“Esta é uma obra de ficção, qualquer semelhança com nomes,
pessoas, factos ou situações da vida real terá sido mera coincidência”
*
“Cabo é rabo, rabo é cú, cú é merda e merda és tu”
e foi ao som da melodiosa música acompanhada pela banda do seu aquartelamento
que Nunes ficou a conhecer a sua posição na hierarquia militar a partir daquele
dia.
A verdade é que o coitado que estava habituado a
fazer um pouco de nada foi obrigado a uma dolorosa recruta em Tancos e de nada
lhe valia chorar, porque a partir daquele momento não tinha o paizinho para o
aconselhar. Até uma ingreme ladeira de casquilho foi obrigado a subir e descer
numa noite de trovoada e frio. No dia seguinte tiveram que furar as unhas dos
pés do menino com um alfinete em brasa para que o sangue pisado pudesse sair. Dias
mais tarde caiam-lhe as unhas. Na realidade o rapaz tinha umas unhas tão horríveis
que o que lhe aconteceu naquele dia veio melhorar consideravelmente a visão
daqueles pés.
Não havia uma única manhã em que o Nunes não chegasse
atrasado à formatura sendo de todas elas severamente castigado. Mas aprenderia
algo importante para o resto da sua estadia naquele SPA militar, a mais
importante que não voltaria a lavar a roupa interior à mão pois isso deixava-lhe
bolhas maiores que os próprios dedos. As camaratas, essas brilhavam depois de
ser obrigado a limpá-las com a sua escova dos dentes, já as favolas do menino começavam
a acumular uns fungos verdes que deixavam muito a desejar. Mr. Ed ficaria desgastado por encontrar um seu conterrâneo em tão
mal estado.
Numa manhã, devido à sua petulância e à
incapacidade de a controlar respondeu sorrindo ao seu sargento, escusado será
dizer que nem se apercebeu quando a mão deste voou na sua direção
entortando-lhe a gravata, e foi assim que tirou a fotografia para registo
oficial, faces rosadas e bivaque ao lado. O pior mesmo foi quando todo o seu
batalhão foi castigado por se ter recusado a comer a ração de combate, passaram
toda a noite a marchar à chuva. As represálias do que aconteceria
posteriormente prefiro não as descrever por serem demasiado gráficas.

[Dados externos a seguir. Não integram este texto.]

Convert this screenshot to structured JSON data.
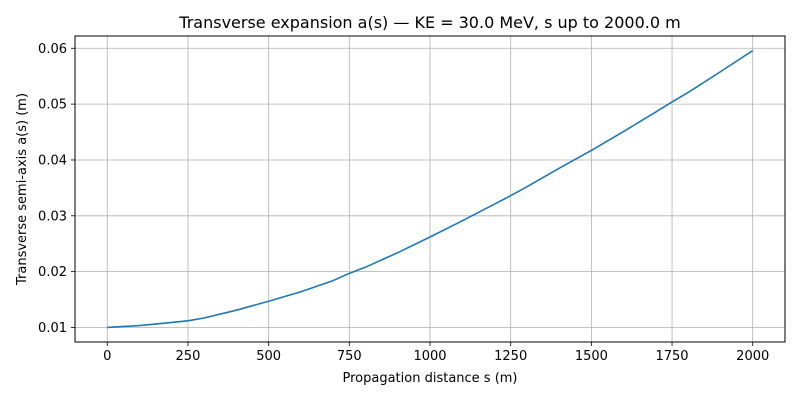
{
  "chart_data": {
    "type": "line",
    "title": "Transverse expansion a(s) — KE = 30.0 MeV, s up to 2000.0 m",
    "xlabel": "Propagation distance s (m)",
    "ylabel": "Transverse semi-axis a(s) (m)",
    "xlim": [
      -100,
      2100
    ],
    "ylim": [
      0.0074,
      0.0622
    ],
    "xticks": [
      0,
      250,
      500,
      750,
      1000,
      1250,
      1500,
      1750,
      2000
    ],
    "yticks": [
      0.01,
      0.02,
      0.03,
      0.04,
      0.05,
      0.06
    ],
    "xtick_labels": [
      "0",
      "250",
      "500",
      "750",
      "1000",
      "1250",
      "1500",
      "1750",
      "2000"
    ],
    "ytick_labels": [
      "0.01",
      "0.02",
      "0.03",
      "0.04",
      "0.05",
      "0.06"
    ],
    "grid": true,
    "series": [
      {
        "color": "#1f77b4",
        "x": [
          0,
          100,
          200,
          250,
          300,
          400,
          500,
          600,
          700,
          750,
          800,
          900,
          1000,
          1100,
          1200,
          1250,
          1300,
          1400,
          1500,
          1600,
          1700,
          1750,
          1800,
          1900,
          2000
        ],
        "y": [
          0.01,
          0.01035,
          0.0109,
          0.0112,
          0.0117,
          0.0131,
          0.0147,
          0.0164,
          0.0184,
          0.0197,
          0.0208,
          0.0234,
          0.0262,
          0.0291,
          0.0321,
          0.0336,
          0.0352,
          0.0385,
          0.0417,
          0.0451,
          0.0486,
          0.0504,
          0.0521,
          0.0558,
          0.0596
        ]
      }
    ]
  }
}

A verdade é que ansiava pelo fim da recruta.
Num final de tarde de sexta-feira na primeira vez
que lhe era dada ordem de soltura o Cabo Nunes voltava fardado, havia que
impressionar a vizinhança a quem o pai já dissera que o filho era Major.
Para a mãe sobrava uma vez mais a lavagem das
cuecas e meias do menino que de tão sujas que estavam conseguiam manter-se em
posição de formatura na janela da varanda do seu quarto.
Naquele fim de semana tantas vezes o asno se queixou
a seu pai das injustiças a que era submetido que este só para não o ouvir mais
lá conseguiu meter uma cunha através de um amigo, de um amigo, de um amigo que
conhecia um comandante de pelotão perto de casa para ver se o menino ficaria mais
resguardado até ao final da tropa.
O asno zurrou de prazer tinha uma vez mais conseguido
ser bafejado pela sorte.
E assim lá voltou para o aquartelamento escolhido
à base de muita cunha naquela segunda-feira de manhã onde passou a fazer
recados da secretaria e a dormir todo o resto do dia num velho colchão
abandonado num sótão do barracão das mercearias.